До предела возбужденный Марк Ковет встречает меня криком:

– Господи Боже мой! Нестор Бурма! Пластинка, да? Ведь она должна была нам броситься в глаза!

– Успокойтесь. Я же вам сказал, что это был скелет не Горопова.

– А чей же тогда? Ну мне все равно, я буду писать об этом статью.

– Потерпите немного, от этого ваша статья будет только лучше. Вы говорили мне о сообщении Агентства новостей?

– Вот оно. Я читаю:

"Бывший полковник царской армии Кирилл Лопухин – в настоящее время ночной сторож предприятия Крезо – вчера явился в комиссариат полиции нашего города. Узнав о смерти Ивана Костенко, который служил под его командованием, а также и генерала Горопова, он счел нужным сообщить, что в тот же день получил письмо от своего бывшего подчиненного. В этом письме Костенко писал полковнику, что он хотел бы его встретить, поскольку имеет серьезные сведения, относящиеся к исчезновению генерала Горопова в 1939 году. Полковник Лопухин, еще крепкий, обладающий вполне нормальной психикой старик, заявил, что он посчитал своим долгом перед страной, предоставлявшей ему убежище вот уже в течение тридцати лет, сообщить о получении этого письма полиции, но лично он не придает никакого значения его содержанию. Костенко, которого Лопухин хорошо знал, был глубоко травмирован исчезновением своего начальника и одержим мыслью, что кое-что знает об этом трагическом деле. "Костенко был верным псом, – сказал полковник, – на почве этой верности повредился рассудком, и я не удивляюсь, что он покончил с собой, хотя в его несвязном письме не было намека на его роковое решение".
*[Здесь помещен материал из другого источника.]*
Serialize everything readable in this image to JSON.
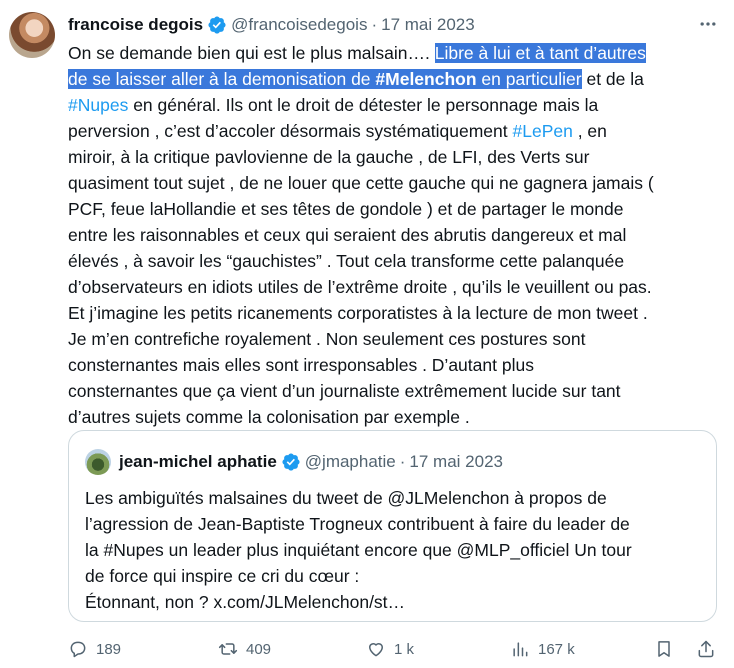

– Вот так, – говорит Ковет, – все газеты получили эту депешу, и везде, кроме "Крепю", она пойдет в корзину. В самом деле, что она нам дает? Дает то, о чем мы уже догадывались. Что Костенко был не в себе от исчезновения своего шефа и что он был достаточно тронутым, чтобы себя уничтожить. И это глас "еще крепкого, обладающего вполне нормальной психикой старика", который подтверждает нам это. Чертова трухлявая развалина! Костенко не был чокнутым и в самом деле обнаружил что-то новое, касающееся исчезновения Горопова. Это ваше мнение, не правда ли, Бурма?

– Это и мое мнение. Фото у вас?

Он протягивает мне целую пачку снимков. Дает мне лупу. Я изучаю снимок скелета:

– Да, – говорю я, – это должна быть она. "Хромой герой" получил пулю в ногу, которая разбила ему бедренную кость. Сегодня утром я принял это пятно за результат плохого качества позитива, но на самом деле это, безусловно, серебряная пластинка из тех, которые употребляются в хирургии для соединения раздроблен ной кости. Это бедренная кость Горопова.
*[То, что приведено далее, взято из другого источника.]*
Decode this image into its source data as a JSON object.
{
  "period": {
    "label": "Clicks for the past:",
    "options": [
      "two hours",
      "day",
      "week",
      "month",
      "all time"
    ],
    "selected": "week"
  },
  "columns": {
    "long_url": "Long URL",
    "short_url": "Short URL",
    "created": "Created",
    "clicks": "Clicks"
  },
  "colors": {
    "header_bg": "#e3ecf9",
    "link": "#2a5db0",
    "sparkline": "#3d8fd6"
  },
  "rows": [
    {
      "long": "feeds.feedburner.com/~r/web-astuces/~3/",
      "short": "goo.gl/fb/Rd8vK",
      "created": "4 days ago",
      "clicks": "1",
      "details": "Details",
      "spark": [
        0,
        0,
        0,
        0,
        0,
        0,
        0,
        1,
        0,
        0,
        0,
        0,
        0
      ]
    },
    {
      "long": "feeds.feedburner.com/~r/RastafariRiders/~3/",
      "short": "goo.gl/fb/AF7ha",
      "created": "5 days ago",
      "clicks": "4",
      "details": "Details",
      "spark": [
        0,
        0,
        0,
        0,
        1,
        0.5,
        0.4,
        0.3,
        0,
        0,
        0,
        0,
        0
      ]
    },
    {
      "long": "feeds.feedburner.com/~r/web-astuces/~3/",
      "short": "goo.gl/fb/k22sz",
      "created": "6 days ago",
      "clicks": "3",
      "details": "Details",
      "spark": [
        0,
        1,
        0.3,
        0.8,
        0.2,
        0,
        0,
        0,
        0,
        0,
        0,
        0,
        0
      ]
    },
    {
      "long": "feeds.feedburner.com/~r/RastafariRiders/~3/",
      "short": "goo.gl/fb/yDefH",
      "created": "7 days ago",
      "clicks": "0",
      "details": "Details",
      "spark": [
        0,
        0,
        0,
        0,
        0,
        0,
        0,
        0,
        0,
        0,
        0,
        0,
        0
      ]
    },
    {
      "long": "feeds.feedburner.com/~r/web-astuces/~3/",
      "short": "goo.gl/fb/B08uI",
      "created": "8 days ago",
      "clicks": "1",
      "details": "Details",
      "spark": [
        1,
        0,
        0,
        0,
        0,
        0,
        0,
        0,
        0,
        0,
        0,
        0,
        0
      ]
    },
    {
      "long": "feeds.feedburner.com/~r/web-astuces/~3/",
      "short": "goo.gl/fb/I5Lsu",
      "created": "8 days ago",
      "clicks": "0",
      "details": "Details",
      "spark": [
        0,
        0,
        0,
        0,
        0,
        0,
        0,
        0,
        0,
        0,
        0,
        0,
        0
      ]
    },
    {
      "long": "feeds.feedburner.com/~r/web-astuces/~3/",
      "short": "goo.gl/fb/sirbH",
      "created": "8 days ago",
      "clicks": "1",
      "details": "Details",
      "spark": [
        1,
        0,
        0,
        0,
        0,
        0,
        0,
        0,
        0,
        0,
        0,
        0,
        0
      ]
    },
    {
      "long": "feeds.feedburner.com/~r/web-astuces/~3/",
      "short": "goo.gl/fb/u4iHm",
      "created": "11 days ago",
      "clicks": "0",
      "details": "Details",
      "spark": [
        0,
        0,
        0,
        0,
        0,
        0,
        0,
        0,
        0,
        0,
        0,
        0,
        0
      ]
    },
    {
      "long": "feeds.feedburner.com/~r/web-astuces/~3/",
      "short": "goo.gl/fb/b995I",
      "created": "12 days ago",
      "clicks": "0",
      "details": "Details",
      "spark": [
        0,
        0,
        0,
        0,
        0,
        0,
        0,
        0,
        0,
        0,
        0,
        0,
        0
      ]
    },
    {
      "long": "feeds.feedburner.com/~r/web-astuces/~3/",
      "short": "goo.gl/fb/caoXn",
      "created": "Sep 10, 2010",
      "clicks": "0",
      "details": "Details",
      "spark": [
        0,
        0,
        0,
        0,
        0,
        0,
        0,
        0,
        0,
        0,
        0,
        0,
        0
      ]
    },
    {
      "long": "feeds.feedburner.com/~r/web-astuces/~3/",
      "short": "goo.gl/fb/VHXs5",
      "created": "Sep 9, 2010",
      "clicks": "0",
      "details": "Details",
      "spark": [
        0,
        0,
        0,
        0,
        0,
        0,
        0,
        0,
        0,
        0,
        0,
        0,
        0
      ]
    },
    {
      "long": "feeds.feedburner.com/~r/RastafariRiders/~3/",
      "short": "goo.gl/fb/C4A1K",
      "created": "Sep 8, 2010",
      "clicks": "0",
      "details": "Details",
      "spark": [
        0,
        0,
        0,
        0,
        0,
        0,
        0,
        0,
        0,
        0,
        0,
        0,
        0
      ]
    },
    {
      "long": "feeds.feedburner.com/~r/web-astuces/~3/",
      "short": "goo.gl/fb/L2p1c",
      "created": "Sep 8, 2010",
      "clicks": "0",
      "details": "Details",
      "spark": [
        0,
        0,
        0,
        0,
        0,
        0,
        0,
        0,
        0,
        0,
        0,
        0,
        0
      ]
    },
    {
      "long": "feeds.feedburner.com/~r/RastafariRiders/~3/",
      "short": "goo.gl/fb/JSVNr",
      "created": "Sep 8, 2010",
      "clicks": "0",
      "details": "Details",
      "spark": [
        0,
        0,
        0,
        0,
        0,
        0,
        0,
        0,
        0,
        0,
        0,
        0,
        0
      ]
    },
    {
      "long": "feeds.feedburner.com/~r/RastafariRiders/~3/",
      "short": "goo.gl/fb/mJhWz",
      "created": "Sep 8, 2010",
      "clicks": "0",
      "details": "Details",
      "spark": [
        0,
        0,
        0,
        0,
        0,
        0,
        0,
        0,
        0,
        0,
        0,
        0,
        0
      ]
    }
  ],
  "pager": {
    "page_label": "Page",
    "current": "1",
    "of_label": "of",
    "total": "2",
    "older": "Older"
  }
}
– Только бедренная кость? А остальное?

– Остов незнакомки, которая, возможно, была прекрасна как Элен, троянская Елена, а также другая, Брижит Бардо и Лоллобриджида, вместе взятые; безымянный скелет, который Костенко купил на аукционе с довольно безумной целью (он все-таки был немного тронутый, не надо спорить с этим), для своего рода возврата в прошлое, почувствовать себя опять студентом-медиком с блестящим будущим... будущим смазчика лифтов.